A recurrent missense variant in ITPR3 causes demyelinating Charcot-Marie-Tooth with variable severity

Abstract

Charcot-Marie-Tooth (CMT) disease is a neuromuscular disorder affecting the peripheral nervous system. The diagnostic yield in demyelinating CMT (CMT1) is typically ∼80%-95%, of which at least 60% is due to the PMP22 gene duplication. The remainder of CMT1 is more genetically heterogeneous. We used whole exome and whole genome sequencing data included in the GENESIS database to investigate novel causal genes and mutations in a cohort of ∼2670 individuals with CMT neuropathy. A recurrent heterozygous missense variant p.Thr1424Met in the recently described CMT gene ITPR3, encoding IP3R3 (inositol 1,4,5-trisphosphate receptor 3), was identified. This previously reported p.Thr1424Met change was present in 33 affected individuals from nine unrelated families from multiple populations, representing an unusual recurrence rate at a mutational hotspot, strengthening the gene-disease relationship (gnomAD v4 allele frequency 1.76 × 10-6). Sanger sequencing confirmed the co-segregation of the CMT phenotype with the presence of the mutation in autosomal dominant and de novo inheritance patterns, including a four-generation family with multiple affected second-degree cousins. Probands from all families presented with slow nerve conduction velocities, matching the diagnostic category of CMT1. Remarkably, we observed a uniquely variable clinical phenotype for age at onset and phenotype severity in p.Thr1424Met carrying patients, even within families. Finally, we present data supportive of a dominant-negative effect of the p.Thr1424Met mutation with associated changes in protein expression in patient-derived cells.

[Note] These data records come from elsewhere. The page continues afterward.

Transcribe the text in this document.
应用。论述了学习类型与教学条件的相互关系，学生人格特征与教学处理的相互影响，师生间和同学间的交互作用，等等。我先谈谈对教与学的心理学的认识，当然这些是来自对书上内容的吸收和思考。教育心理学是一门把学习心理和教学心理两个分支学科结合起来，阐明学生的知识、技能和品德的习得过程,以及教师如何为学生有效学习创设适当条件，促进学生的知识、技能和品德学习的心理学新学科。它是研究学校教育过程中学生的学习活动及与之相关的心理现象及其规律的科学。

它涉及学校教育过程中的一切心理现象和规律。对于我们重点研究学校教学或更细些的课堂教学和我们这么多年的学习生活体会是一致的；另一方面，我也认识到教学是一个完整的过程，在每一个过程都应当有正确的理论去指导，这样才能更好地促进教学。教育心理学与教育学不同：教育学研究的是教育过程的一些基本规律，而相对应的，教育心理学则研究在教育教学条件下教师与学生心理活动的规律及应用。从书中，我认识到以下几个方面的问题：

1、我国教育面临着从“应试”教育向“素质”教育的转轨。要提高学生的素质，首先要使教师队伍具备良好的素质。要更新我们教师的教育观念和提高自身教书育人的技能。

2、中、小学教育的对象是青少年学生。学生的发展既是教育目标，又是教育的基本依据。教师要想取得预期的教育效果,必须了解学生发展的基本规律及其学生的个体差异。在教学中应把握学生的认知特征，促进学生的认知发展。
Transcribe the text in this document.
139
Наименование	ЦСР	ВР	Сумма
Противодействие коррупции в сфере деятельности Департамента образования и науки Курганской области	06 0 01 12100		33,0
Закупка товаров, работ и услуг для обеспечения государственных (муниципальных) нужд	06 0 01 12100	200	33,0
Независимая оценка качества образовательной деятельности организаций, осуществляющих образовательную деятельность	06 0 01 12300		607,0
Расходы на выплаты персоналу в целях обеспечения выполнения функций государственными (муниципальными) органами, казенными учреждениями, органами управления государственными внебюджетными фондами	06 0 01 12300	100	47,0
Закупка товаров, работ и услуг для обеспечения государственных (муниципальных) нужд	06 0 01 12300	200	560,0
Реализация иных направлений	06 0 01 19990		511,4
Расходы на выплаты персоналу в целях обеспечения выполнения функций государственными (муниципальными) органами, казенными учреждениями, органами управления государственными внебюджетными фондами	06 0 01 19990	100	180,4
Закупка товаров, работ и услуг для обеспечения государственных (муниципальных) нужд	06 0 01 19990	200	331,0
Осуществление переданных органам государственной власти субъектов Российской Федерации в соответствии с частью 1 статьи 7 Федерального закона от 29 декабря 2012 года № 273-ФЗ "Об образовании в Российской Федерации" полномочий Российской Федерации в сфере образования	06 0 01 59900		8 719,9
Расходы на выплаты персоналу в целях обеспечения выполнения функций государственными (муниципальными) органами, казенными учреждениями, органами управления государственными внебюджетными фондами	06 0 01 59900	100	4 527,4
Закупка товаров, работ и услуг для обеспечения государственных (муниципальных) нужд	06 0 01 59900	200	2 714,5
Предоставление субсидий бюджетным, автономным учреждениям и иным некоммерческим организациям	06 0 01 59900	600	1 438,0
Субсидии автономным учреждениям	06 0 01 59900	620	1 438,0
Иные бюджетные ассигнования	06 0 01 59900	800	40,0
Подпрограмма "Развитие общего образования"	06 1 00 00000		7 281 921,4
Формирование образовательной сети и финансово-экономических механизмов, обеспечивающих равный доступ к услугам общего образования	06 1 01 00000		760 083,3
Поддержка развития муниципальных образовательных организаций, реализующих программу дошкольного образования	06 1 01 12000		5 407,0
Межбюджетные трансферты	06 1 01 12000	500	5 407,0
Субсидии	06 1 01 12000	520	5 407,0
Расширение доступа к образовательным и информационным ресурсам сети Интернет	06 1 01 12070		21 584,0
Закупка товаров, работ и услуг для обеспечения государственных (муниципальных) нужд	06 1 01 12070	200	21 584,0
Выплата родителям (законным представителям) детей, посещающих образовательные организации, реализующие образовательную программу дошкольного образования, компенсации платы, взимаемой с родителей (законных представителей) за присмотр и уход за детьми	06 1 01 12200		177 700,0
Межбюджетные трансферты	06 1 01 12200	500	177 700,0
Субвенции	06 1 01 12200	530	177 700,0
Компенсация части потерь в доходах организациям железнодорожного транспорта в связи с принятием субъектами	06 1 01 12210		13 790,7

Keywords: demyelinating Charcot-Marie-Tooth disease; inositol 1,4,5-trisphosphate; next-generation sequencing.

Figure 1

Pedigrees of families carrying the p.Thr1424Met variant. Family pedigrees demonstrating dominant (Families 1–4 and 6–9) and de novo (Family 5) inheritance of the p.Thr1424Met variant in ITPR3. Carriers are shown by ‘+/−’, non-carriers by ‘−/−’. Individuals indicated with a number sign show very mild signs of neuropathy without fulfilling the clinical diagnosis of Charcot-Marie-Tooth disease, hearsay affected individuals are indicated in grey.

Figure 2

Intrafamilial variability of phenotype associated with the p.Thr1424Met ITPR3 variant. (A) Demonstrated by clinical pictures of four individuals from Family 1. (B) Plotted by Charcot-Marie-Tooth Disease Examination Score (CMTES-2) versus age (in years); higher score reflects a more severe disease. Individuals from the same family shown in the same colour, demonstrating the overall associating between increased age and disease severity (r² = 0.475, P < 0.001), meanwhile showing the extreme variability between aged-matched individuals (red box as example). Solid line = linear regression; dotted line = standard deviation.

Figure 3

Nerve biopsy and IP₃R3 expression in Schwannoma, induced pluripotent stem cell-derived neurons and p.Thr1424Met patient fibroblasts. (A) Epoxy section of a radial nerve biopsy of Individual 5:II:1 (age 21 years), showing severe loss of myelinated large axons, and most myelinated axons (red asterisks) are partially surrounded by circumferential cellular processes (‘onion bulbs’). There is prominent endoneurial collagen (C) and two clusters of regenerated axons are marked by arrowheads, two small axons with ‘redundant myelin loops’ are marked by arrows. Scale bar = 10 µm. (B) Comparative protein abundance by immunoblotting of induced pluripotent stem cell (iPSC)-derived motor neurons and rat Schwannoma cells probed for IP₃R3 and loading-control beta-tubulin. (C) Immunoblotting of patient-derived fibroblasts of two biological replicate controls and one p.Thr1424Met ITPR3 mutation carrier (Patient 1) (two technical replicates each) probed IP₃R3 protein, normalized to GAPDH expression, showing reduced IP₃R3. Relative expression differences were determined across three replicate blots from separate lysates by one-way ANOVA. ns = not significant. *P < 0.05, ***P < 0.001.

Figure 4

p.Thr1424Met mutation in human IP₃R3 augments the channel activity under non-optimal ligand conditions. (A) Representative traces (2 s long) of continuous single-channel recordings at V_m = −30 mV, for wild-type and p.Thr1424Met h-IP₃R3 channels. Ligand conditions ([IP₃] and free [Ca²⁺]_free) indicated. Arrows indicate the channel closed state. (B) Open probability (P_o) values for the wild-type and p.Thr1424Met mutant channels in various ligand conditions (indicated on abscissa).